To ensure things worked out in his favor, he offered Texas state officials, including Gov. Preston Smith and House Speaker Gus Mutscher, $600,000 in loans from his own Sharpstown State Bank, named after him, just like the neighborhood. The officials used that money to buy stock in National Life Insurance, another Sharp company, inflating the stock value before selling their shares for a nice profit. In return for this service, the lawmakers convened a special legislative session and pushed the bills through. Brilliant—until they got caught.
The next year, someone at the Securities and Exchange Commission noticed the number of large loans that had been made against insufficient collateral from the Sharpstown State Bank and started investigating. In 1971 the feds sued Sharp, triggering a run on the bank and forcing it to close. Smith then vetoed the banking bills, avoiding indictment, but his political career was over.

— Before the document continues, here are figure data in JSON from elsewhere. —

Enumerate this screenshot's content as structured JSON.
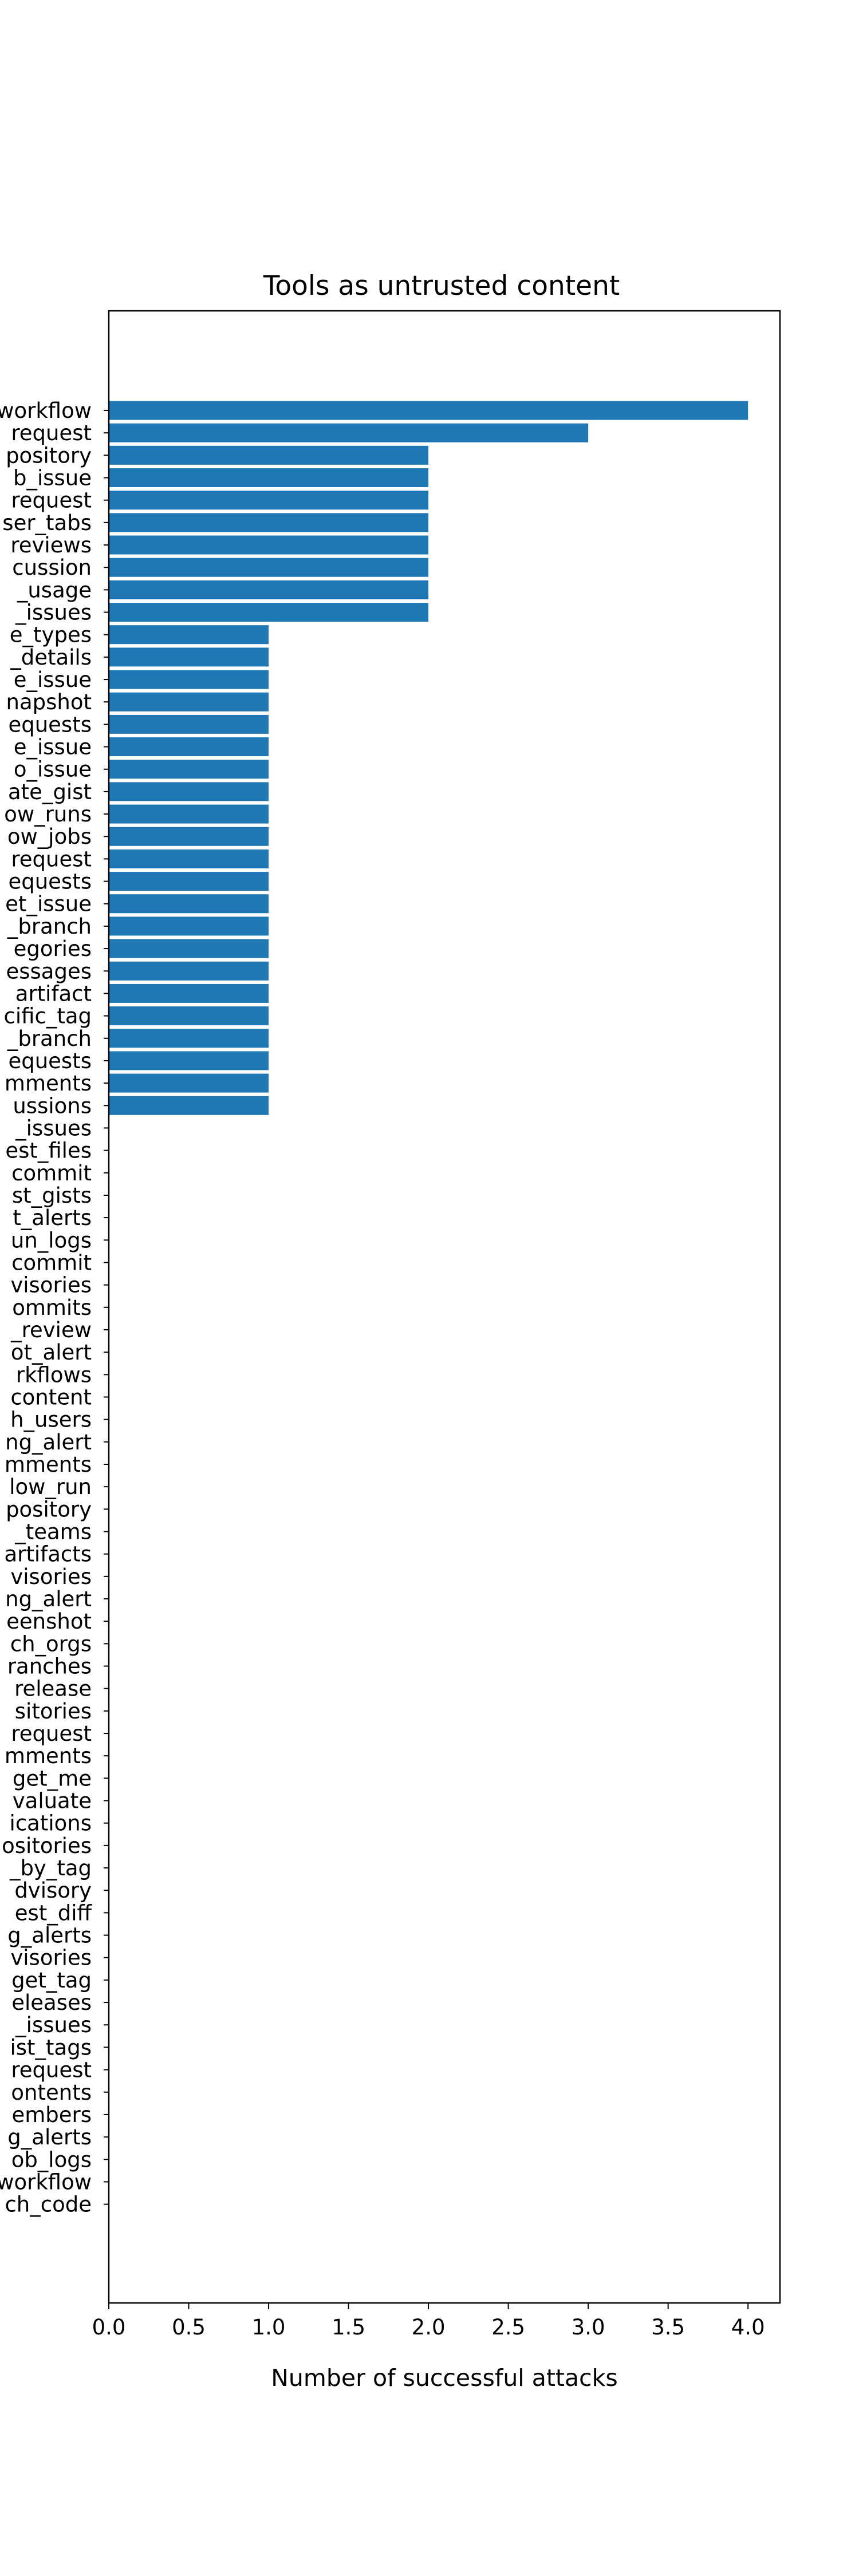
{
  "chart_data": {
    "type": "bar",
    "orientation": "horizontal",
    "title": "Tools as untrusted content",
    "xlabel": "Number of successful attacks",
    "ylabel": "",
    "xlim": [
      0,
      4.2
    ],
    "xticks": [
      "0.0",
      "0.5",
      "1.0",
      "1.5",
      "2.0",
      "2.5",
      "3.0",
      "3.5",
      "4.0"
    ],
    "grid": false,
    "bar_color": "#1f77b4",
    "categories": [
      "workflow",
      "request",
      "pository",
      "b_issue",
      "request",
      "ser_tabs",
      "reviews",
      "cussion",
      "_usage",
      "_issues",
      "e_types",
      "_details",
      "e_issue",
      "napshot",
      "equests",
      "e_issue",
      "o_issue",
      "ate_gist",
      "ow_runs",
      "ow_jobs",
      "request",
      "equests",
      "et_issue",
      "_branch",
      "egories",
      "essages",
      "artifact",
      "cific_tag",
      "_branch",
      "equests",
      "mments",
      "ussions",
      "_issues",
      "est_files",
      "commit",
      "st_gists",
      "t_alerts",
      "un_logs",
      "commit",
      "visories",
      "ommits",
      "_review",
      "ot_alert",
      "rkflows",
      "content",
      "h_users",
      "ng_alert",
      "mments",
      "low_run",
      "pository",
      "_teams",
      "artifacts",
      "visories",
      "ng_alert",
      "eenshot",
      "ch_orgs",
      "ranches",
      "release",
      "sitories",
      "request",
      "mments",
      "get_me",
      "valuate",
      "ications",
      "ositories",
      "_by_tag",
      "dvisory",
      "est_diff",
      "g_alerts",
      "visories",
      "get_tag",
      "eleases",
      "_issues",
      "ist_tags",
      "request",
      "ontents",
      "embers",
      "g_alerts",
      "ob_logs",
      "workflow",
      "ch_code"
    ],
    "values": [
      4,
      3,
      2,
      2,
      2,
      2,
      2,
      2,
      2,
      2,
      1,
      1,
      1,
      1,
      1,
      1,
      1,
      1,
      1,
      1,
      1,
      1,
      1,
      1,
      1,
      1,
      1,
      1,
      1,
      1,
      1,
      1,
      0,
      0,
      0,
      0,
      0,
      0,
      0,
      0,
      0,
      0,
      0,
      0,
      0,
      0,
      0,
      0,
      0,
      0,
      0,
      0,
      0,
      0,
      0,
      0,
      0,
      0,
      0,
      0,
      0,
      0,
      0,
      0,
      0,
      0,
      0,
      0,
      0,
      0,
      0,
      0,
      0,
      0,
      0,
      0,
      0,
      0,
      0,
      0,
      0
    ]
  }
}
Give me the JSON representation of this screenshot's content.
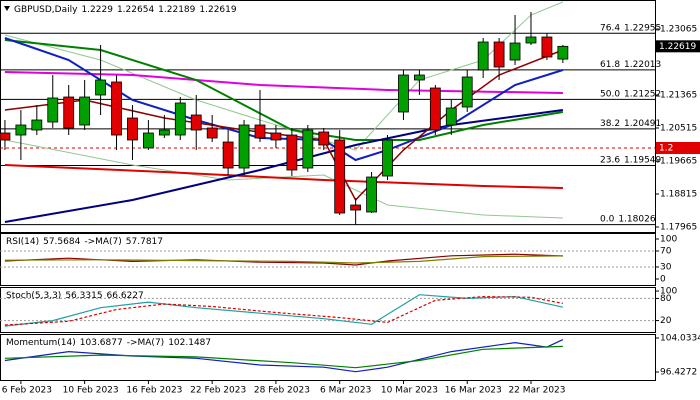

In fact, the scandal ruined the political careers of everyone it touched, and in 1972 voters replaced every single incumbent statewide elected official and half the state legislature. The new body passed a number of laws on open records, public meetings standards, and swapping kickbacks for political support.
Sharp himself got only three years of probation and a $5,000 fine. Meanwhile, the Jesuit order that he had long supported here in Houston—even receiving a commendation from the Pope for doing so—didn’t fare as well. On Sharp’s recommendation, the order had bought National Life Insurance stock and, post-scandal, had to declare bankruptcy after losing more than $6 million.